En la decadencia política, los demócratas ocasionales son gente que, aunque no te gane la elección en las urnas, te la quieren ganar igual impugnando votos rurales, con acceso a estudios de abogados y políticos que hicieron el ridículo y que jamás se disculparon a pesar de inventar un fraude caprichoso y segregacionista. Los demócratas ocasionales en el Perú fueron capaces de cerrar los ojos cuando un gobierno populista comenzó a socavar al Estado con nombramientos incompetentes, repartiéndolos como botín, y callaron porque es más honorable mantener la consultoría a pesar de que se ataque el interés público.

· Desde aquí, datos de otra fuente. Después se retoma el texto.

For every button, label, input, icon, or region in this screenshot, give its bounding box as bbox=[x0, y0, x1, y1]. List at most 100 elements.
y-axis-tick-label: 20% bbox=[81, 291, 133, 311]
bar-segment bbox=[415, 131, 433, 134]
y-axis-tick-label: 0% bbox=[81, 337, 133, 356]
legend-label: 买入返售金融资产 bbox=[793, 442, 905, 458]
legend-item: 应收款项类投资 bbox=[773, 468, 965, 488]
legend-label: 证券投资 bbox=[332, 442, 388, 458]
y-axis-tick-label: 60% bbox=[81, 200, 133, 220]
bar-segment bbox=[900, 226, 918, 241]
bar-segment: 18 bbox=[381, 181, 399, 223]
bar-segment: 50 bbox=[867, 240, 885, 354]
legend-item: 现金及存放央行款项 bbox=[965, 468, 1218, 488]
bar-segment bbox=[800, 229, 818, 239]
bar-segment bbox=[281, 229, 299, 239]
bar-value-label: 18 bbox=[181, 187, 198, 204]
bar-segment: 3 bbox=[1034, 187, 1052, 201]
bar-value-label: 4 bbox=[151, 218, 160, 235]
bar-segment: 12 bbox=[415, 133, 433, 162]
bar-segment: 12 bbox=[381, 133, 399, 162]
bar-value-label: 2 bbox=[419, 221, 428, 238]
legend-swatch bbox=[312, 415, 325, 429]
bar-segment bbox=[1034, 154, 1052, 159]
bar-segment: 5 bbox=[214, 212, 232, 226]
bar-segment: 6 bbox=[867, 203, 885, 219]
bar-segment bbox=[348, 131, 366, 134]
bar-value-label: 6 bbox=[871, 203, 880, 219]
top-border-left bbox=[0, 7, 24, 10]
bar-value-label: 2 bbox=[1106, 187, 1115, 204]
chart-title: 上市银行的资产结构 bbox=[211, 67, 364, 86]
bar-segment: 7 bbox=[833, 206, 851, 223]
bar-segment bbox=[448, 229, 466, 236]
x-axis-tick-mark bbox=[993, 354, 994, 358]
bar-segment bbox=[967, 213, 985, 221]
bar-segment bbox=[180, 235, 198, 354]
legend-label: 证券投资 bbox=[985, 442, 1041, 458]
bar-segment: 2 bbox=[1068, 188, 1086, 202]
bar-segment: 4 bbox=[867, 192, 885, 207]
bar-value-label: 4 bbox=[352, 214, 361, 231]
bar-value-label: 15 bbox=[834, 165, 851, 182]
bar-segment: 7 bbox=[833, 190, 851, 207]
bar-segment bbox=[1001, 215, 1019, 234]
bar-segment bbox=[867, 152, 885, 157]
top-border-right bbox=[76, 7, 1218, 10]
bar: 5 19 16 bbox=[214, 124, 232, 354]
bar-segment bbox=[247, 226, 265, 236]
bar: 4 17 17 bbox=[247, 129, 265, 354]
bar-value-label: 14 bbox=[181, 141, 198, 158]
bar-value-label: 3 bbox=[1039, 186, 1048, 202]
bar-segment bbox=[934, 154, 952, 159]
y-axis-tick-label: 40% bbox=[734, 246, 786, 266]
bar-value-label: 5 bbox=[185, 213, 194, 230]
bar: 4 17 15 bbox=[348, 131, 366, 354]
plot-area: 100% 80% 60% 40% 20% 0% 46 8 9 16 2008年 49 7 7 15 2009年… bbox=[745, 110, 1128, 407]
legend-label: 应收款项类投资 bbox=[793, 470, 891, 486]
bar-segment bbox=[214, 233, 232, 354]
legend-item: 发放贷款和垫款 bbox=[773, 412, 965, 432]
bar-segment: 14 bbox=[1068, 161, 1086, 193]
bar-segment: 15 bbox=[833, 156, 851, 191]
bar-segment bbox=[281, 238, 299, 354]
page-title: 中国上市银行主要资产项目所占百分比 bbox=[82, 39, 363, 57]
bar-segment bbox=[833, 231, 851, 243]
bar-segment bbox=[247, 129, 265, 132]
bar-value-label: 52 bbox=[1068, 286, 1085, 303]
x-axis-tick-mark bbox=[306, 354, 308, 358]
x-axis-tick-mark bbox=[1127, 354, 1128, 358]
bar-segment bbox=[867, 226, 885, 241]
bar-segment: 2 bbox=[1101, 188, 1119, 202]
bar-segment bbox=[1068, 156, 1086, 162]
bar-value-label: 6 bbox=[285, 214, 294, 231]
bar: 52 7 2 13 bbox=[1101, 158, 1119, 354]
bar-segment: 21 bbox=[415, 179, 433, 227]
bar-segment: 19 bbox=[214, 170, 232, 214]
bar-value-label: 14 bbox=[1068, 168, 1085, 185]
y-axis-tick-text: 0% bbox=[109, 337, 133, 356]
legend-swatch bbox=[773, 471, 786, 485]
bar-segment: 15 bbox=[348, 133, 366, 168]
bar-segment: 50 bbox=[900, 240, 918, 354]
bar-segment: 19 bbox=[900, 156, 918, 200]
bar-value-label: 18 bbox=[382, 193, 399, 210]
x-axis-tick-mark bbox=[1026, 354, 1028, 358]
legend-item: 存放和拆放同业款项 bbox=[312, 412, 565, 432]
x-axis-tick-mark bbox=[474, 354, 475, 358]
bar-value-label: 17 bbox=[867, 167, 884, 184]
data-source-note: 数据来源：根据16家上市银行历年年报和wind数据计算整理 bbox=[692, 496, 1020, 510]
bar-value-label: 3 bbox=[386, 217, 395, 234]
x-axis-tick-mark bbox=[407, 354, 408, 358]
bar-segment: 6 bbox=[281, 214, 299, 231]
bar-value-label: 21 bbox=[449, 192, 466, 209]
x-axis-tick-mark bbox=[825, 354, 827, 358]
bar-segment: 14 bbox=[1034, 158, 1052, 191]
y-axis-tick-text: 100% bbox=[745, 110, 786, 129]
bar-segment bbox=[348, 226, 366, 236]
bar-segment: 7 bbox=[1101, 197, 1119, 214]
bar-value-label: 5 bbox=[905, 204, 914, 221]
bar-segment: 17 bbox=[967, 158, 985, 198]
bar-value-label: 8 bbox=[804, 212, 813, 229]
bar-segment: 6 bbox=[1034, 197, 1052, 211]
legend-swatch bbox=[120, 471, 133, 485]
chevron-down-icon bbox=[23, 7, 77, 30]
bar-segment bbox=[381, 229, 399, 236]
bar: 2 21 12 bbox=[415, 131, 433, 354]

Los demócratas ocasionales olvidan que un golpe de Estado siempre se condena, que no hay golpes más simpáticos porque los perpetran mis compadres intelectuales, que no hay ideología ni filosofía de la historia hegeliana que justifique no denunciar a un golpista –por más ridículo que haya sido el fallido golpe–, y que no hay golpe que se pueda reescribir para justificar a un dictador así haya contado con un Congreso Constituyente Democrático.

Como es ya usual en muchos países, los demócratas ocasionales saben que los autócratas son enemigos bastante feos y que es mejor copar todas las instituciones del Estado, que es innecesario tomar el poder cuando puedes erosionarlo desde adentro, asegurándote de que las instituciones no se te vayan a plantar en contra. Por eso, a los demócratas ocasionales se los combate sin reparos; por eso, si hoy quieren desmontar la Junta Nacional de Justicia (JNJ), quizá sienten nostalgia de aquellos tiempos cuando controlaban el Consejo Nacional de la Magistratura (CNM) decrépito, creen que pueden equiparar aquella inmundicia con esta desproporcional intentona intervencionista.

Las recientes experiencias sobre el deterioro democrático nos enseñan que no todas las democracias tienen los mecanismos internos para defenderse del ataque de los demócratas ocasionales. Si James Madison pudo advertir que el equilibrio de poderes no funciona cuando el mismo partido controla todas las instituciones, hay también peligro cuando una misma coalición antiinstitucional –unida solo para garantizarse la impunidad– controla o intenta controlar las instituciones. Eso no es democracia, así tengan los votos para decirnos qué cosa es falta grave. Quizá lo que esté fracasando no sean solo los políticos, sino la política como mecanismo para resolver nuestras discrepancias, pues escapar de esa trampa parece casi imposible en este Perú en el que nadie cree ya en nadie ni nada. Hasta que no sanemos esa herida, construir un proyecto colectivo será imposible, más si lo minan los políticos de la decadencia, los demócratas ocasionales.